CyberSecurity Pulse 2017-02-20
|“If you don’t make mistakes, you aren’t really trying.”|
Automated Car Driving: the Next Challenge
It seems that not many efforts have succeded in a very manufacturer-chained industry, even when there exist some free software projects that will give us the chance of monitoring different metrics of our own vehicles. We have to assume that our lives will be flooded by self-controlled devices acting outside controlled environments which will need lots of lines of software to behave properly and communicate with others in a few years time.
Nevertheless, acting in the real world has some serious implications regarding the legal responsibilities to face if things go wrong for one reason or another. Currently, if some kind of Google's car has the undesired effect of provoking an accident, the company, as the hardware and software maker of the product would have to assume some (if not all) part of the blame.
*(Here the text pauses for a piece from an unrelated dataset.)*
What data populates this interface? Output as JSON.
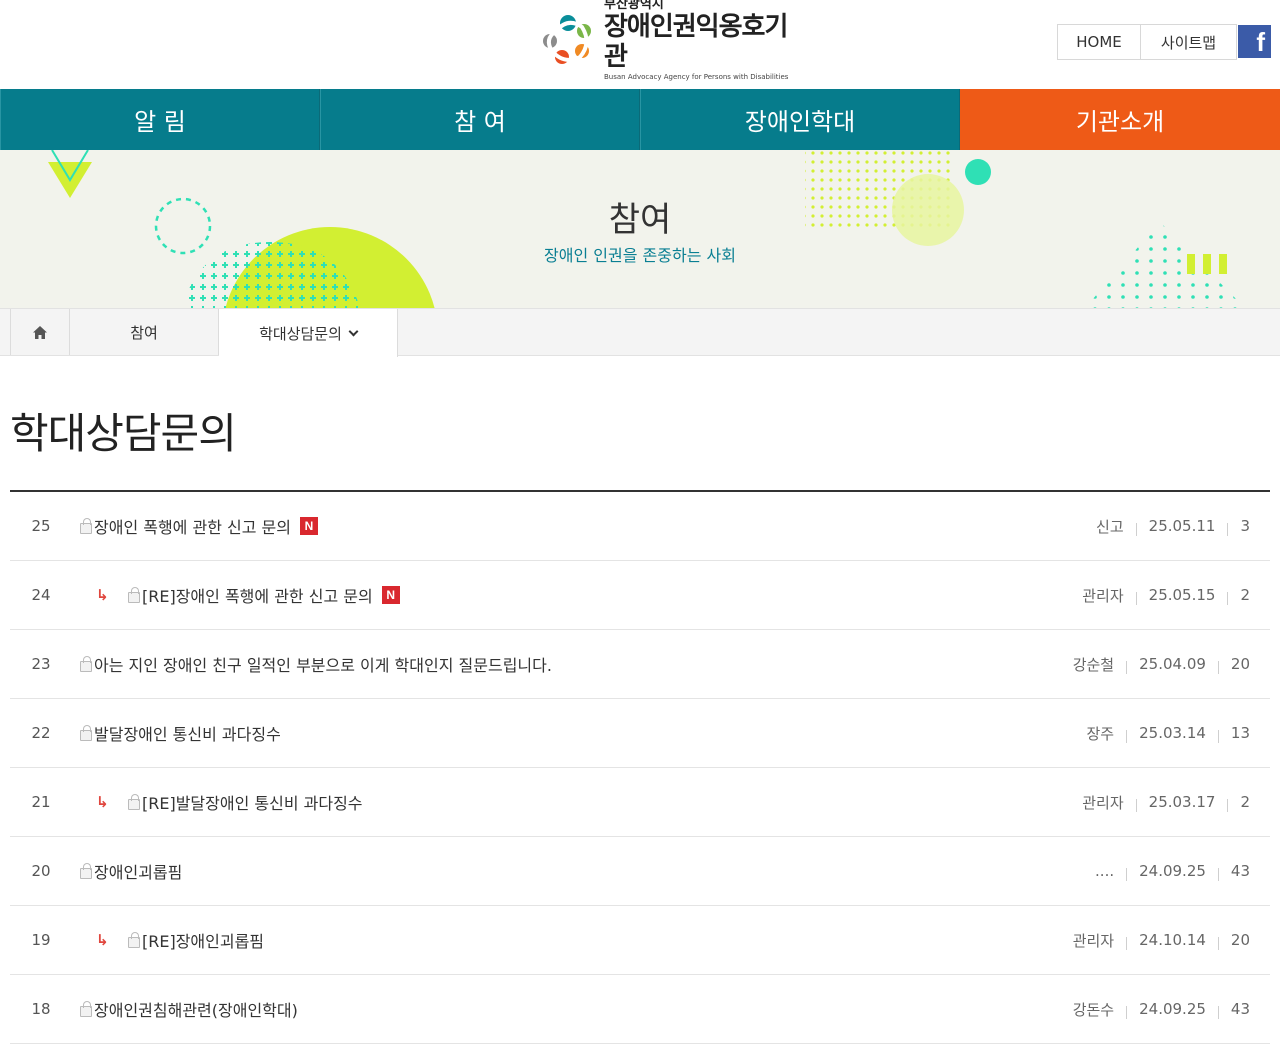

As a starting point, United States is already regulating the level of cybersecurity implemented in these cars, but, are we really ready to be blamed of an accident if a bug in the library we used to control whether the lights should be automatically powered on even if a simple brightness sensor fails and causes an accident?
New Wave of Cyberattacks Against Global Banks Linked to Lazarus Cybercrime Group
» More than a hundred banks and financial institutions across the world have been infected with a dangerous sophisticated, memory-based malware that's almost undetectable. Newly published report by the Russian security firm Kaspersky Lab indicates that cybercriminals are targeting banks, telecommunication companies, and government organizations in 40 countries, including the US, South America, Europe and Africa, with Fileless malware that resides solely in the memory of the compromised computers. Last investigations link this aggressive campaign of malware attacks to the notorious cybercriminal group known as Lazarus. Active since 2009, they has been involved in a number of aggressive cyberattacks against financial institutions, including the theft of $81 millions from the Bangladesh Bank.
EPA Officials May Be Using Signal To "Spread Their Goals Covertly"
Two Republican members of Congress sent a formal letter Tuesday to the Environmental Protection Agency’s Office of the Inspector General, expressing concern that "approximately a dozen career EPA officials" are using the encrypted messaging app Signal to covertly plan strategy and may be running afoul of the Freedom of Information Act. The congressmen note that the EPA has previously examined employee use of text messages to conduct government business and found that only a minuscule fraction of those messages was retained under FOIA. "Not only does this demonstrate the vast issues presented with using text messages to conduct official business, but raises additional concerns about using messaging applications to conduct official business, which make it virtually impossible for the EPA to preserve and retain the records created in this manner to abide by federal record-keeping requirements", they concluded.
Rest of the Week´s News
Yahoo Warns Users of Account Breaches Related to Recent Attacks
Yahoo has begun to warn individual users of their services about how their accounts may have been compromised in one of the massive data breaches it reported late last year. The warning, delivered in email messages sent from Yahoo's CISO Bob Lord, tells them how a forged cookie may have been used to access their accounts in previous years.
Security researchers have discovered a chip flaw that could nullify hacking protections for millions of devices regardless of their operating system or application running on them. The vulnerability resides in the way the memory management unit (MMU), a component of many CPUs, works and leads to bypass the Address Space Layout Randomization (ASLR) protection.
Researchers Discover Security Problems Under Car Apps
Researchers from Kaspersky Labs revealed more bad news for the Internet of drivable things-connected cars. This tem af researchers has examined seven Android apps for connected vehicles and have found that they were vulnerable to being maliciously exploited by third parties. In fact, up to six of the applications had unencrypted user credentials and even all of them had developed any way of protection themselves against reverse-engineering or the insertion of malicious code into the apps.